Se a inovação foi importante no começo, para chegar ao faturamento bilionário que a rede tem hoje, e à marca de 900 lojas espalhadas por todo o Brasil, Deusmar diz que o fundamental foi acreditar no futuro, e não ter medo de sair pelo mundo.
\"Adotamos uma série de estratégias para fidelizar o cliente. Foi assim que conseguimos lá do Nordeste ser a maior do País\", afirma. Até 2012, a Pague Menos era a maior rede de farmácias em território nacional. \"Quando os paulistas ficaram cansados de apanhar de nós, a Raia com a Drogasil se juntaram\", completa o executivo, rindo.
Para chegar ao topo, no entanto, o caminho foi tortuoso e cheio de percalços. Um dos maiores, conta, foi quando um de seus filhos foi sequestrado e passou 12 dias em cativeiro. No âmbito dos negócios, cita um problema que teve em um dos centros de distribuição da empresa. \"Investi em uma tecnologia austríaca, que não funcionou, e me fez perder R$ 100 milhões de faturamento. Nessa época, quase que eu quebro\", diz.
Uma frustração recente do executivo é em relação à corretora PAX - sua primeira empresa -, que existe até hoje, mas que será encerrada. \"É um mercado que está muito difícil para a pequena. Resultado: tchau e um abraço\".
Vida familiar
Casado há 45 anos, e pai de quatro filhos, Deusmar conta que desde os dez todos trabalham na empresa. \"Hoje eu seria preso por trabalho infantil, mas com dez anos metade das férias eles passavam carregando caixas nos centros de distribuição.\" Atualmente, todos seguem na companhia. Em tom jocoso, ele diz que fez um acordo com eles: quem desse mais netos teria a maior parte da herança. \"Já estou com quatorze\", conta aos risos.
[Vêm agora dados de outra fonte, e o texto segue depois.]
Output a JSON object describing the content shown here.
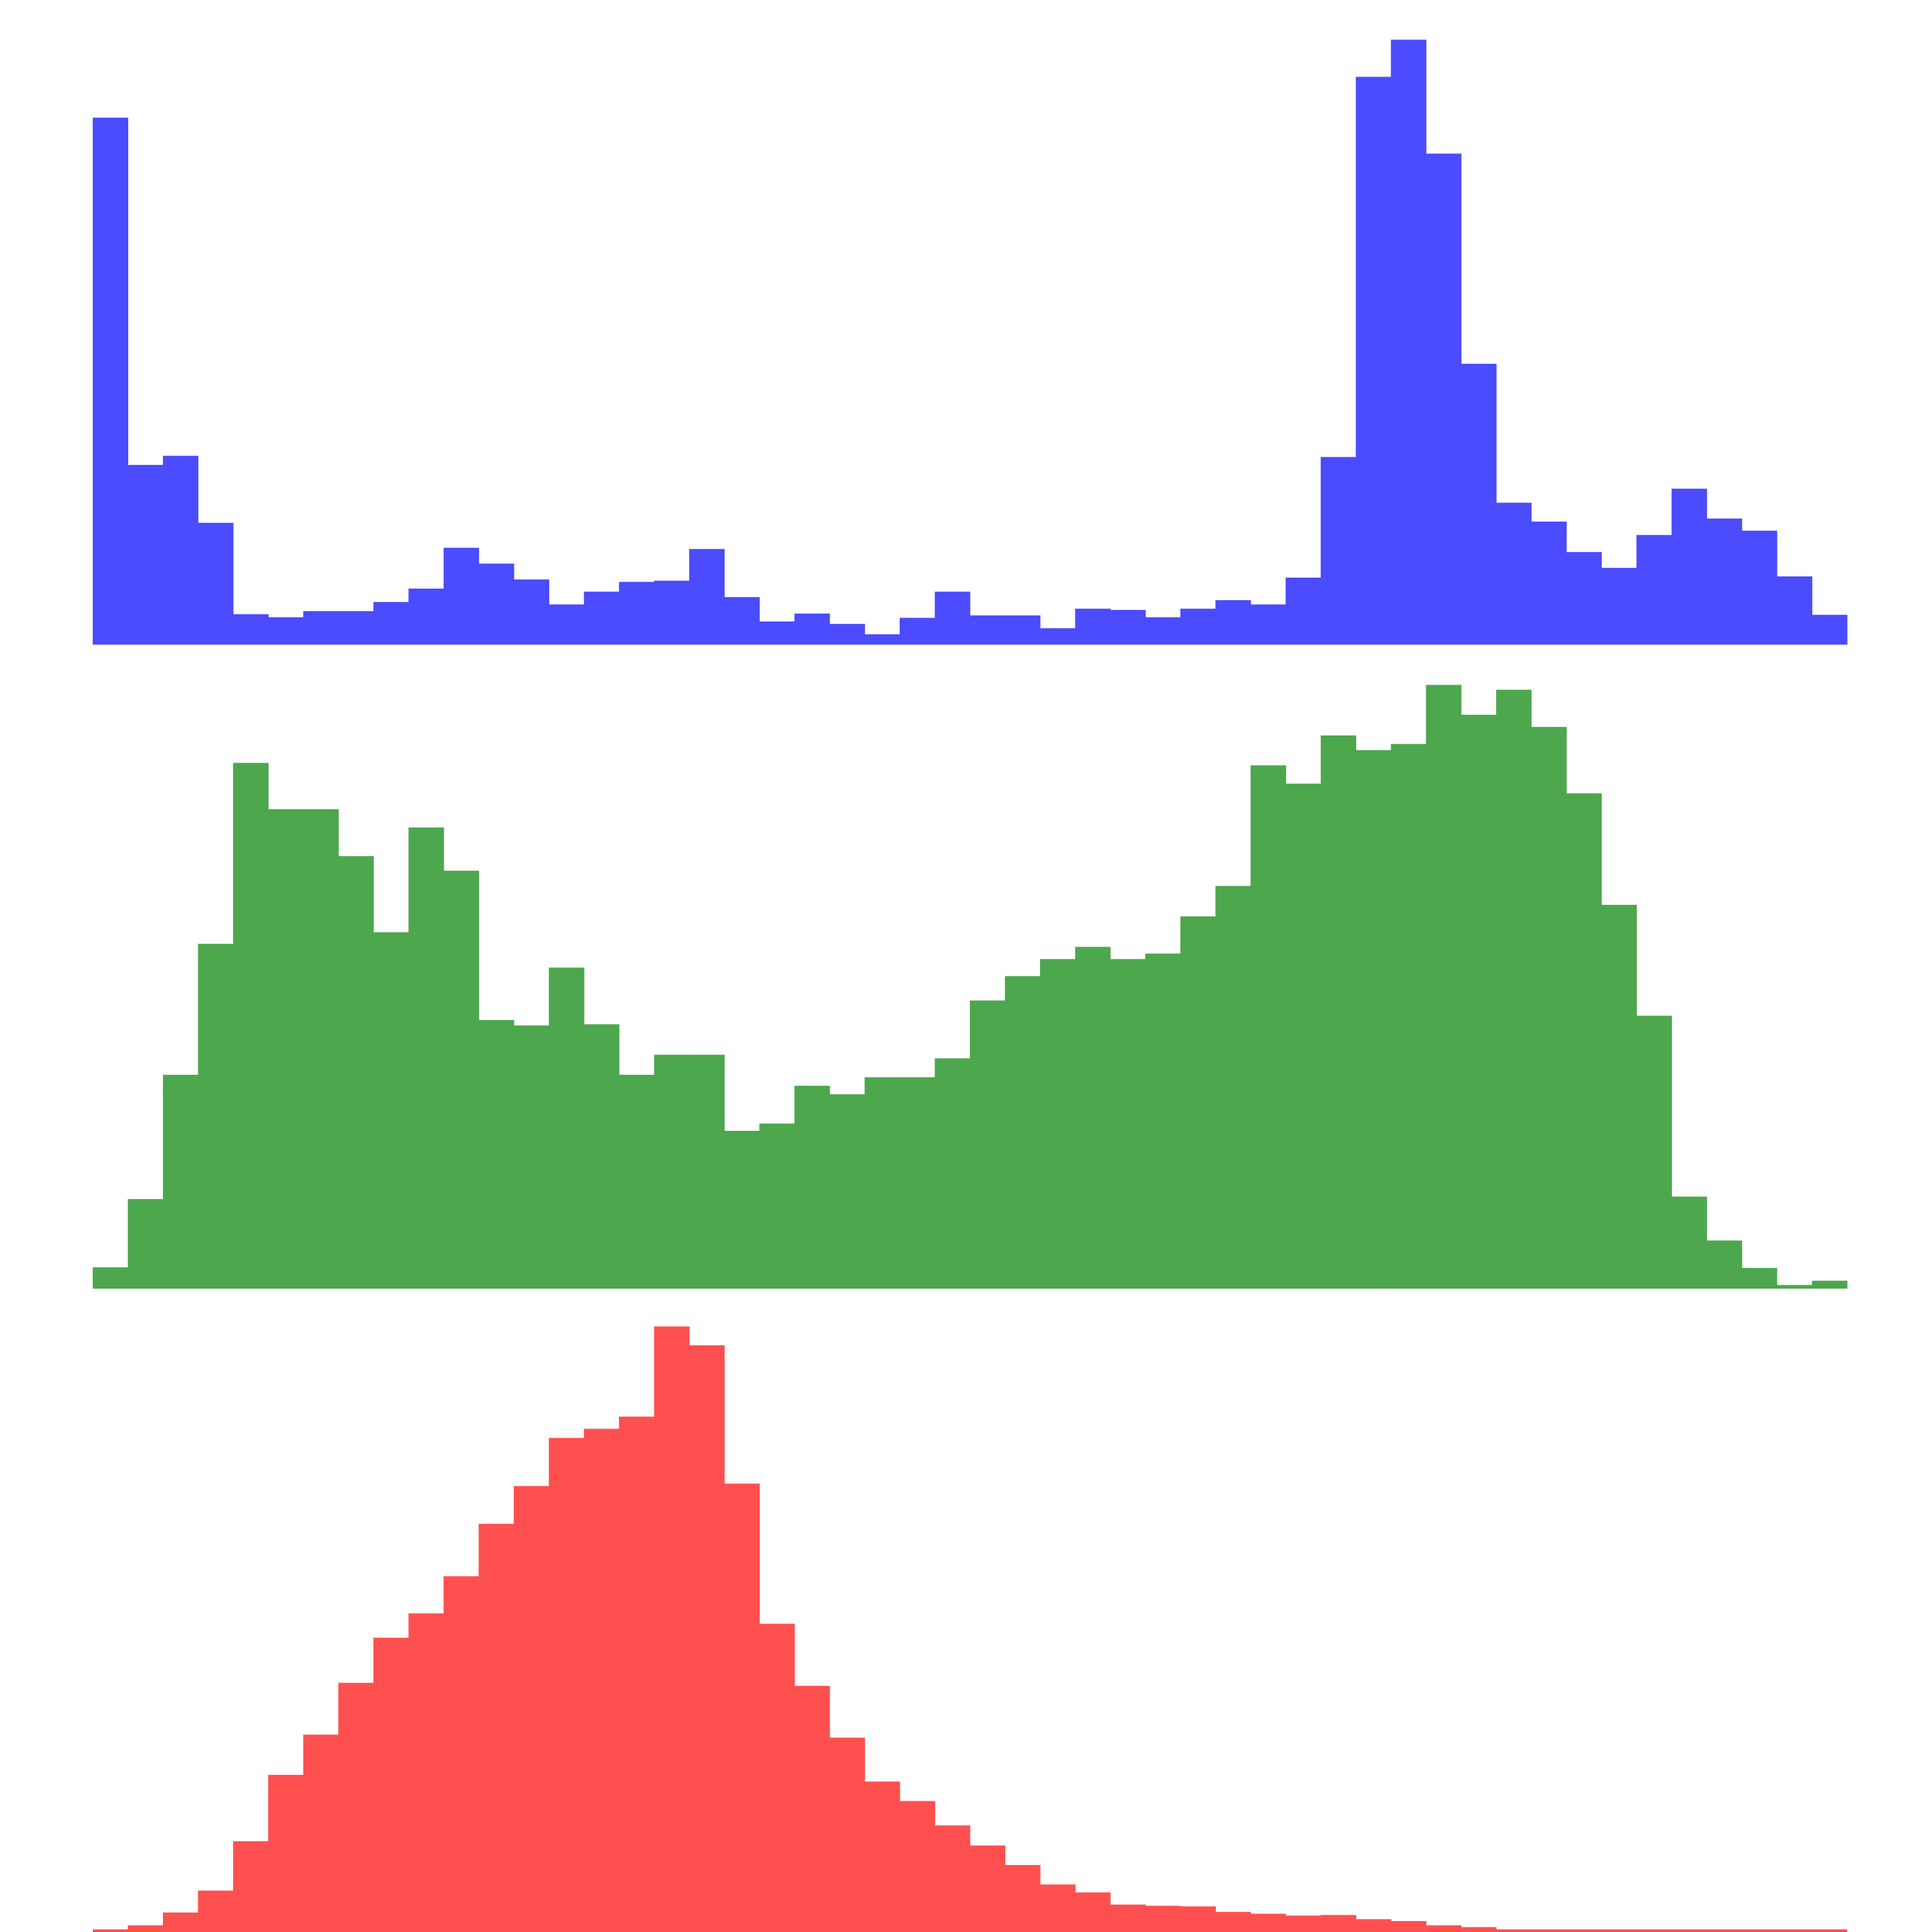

Apesar dos desafios diários, e das dificuldades enfrentadas durante sua vida, Deusmar diz que todos os dias de manhã, independentemente de onde ele estiver, reza um pai nosso junto com sua mulher, e antes de sair para o trabalho diz para ela: \'vou para a festa\'. \"Porque temos que enxergar nosso dia assim, como se estivéssemos saindo para uma festa. E se surgir algum problema é só tomar duas doses de uísque que resolve tudo\", finaliza.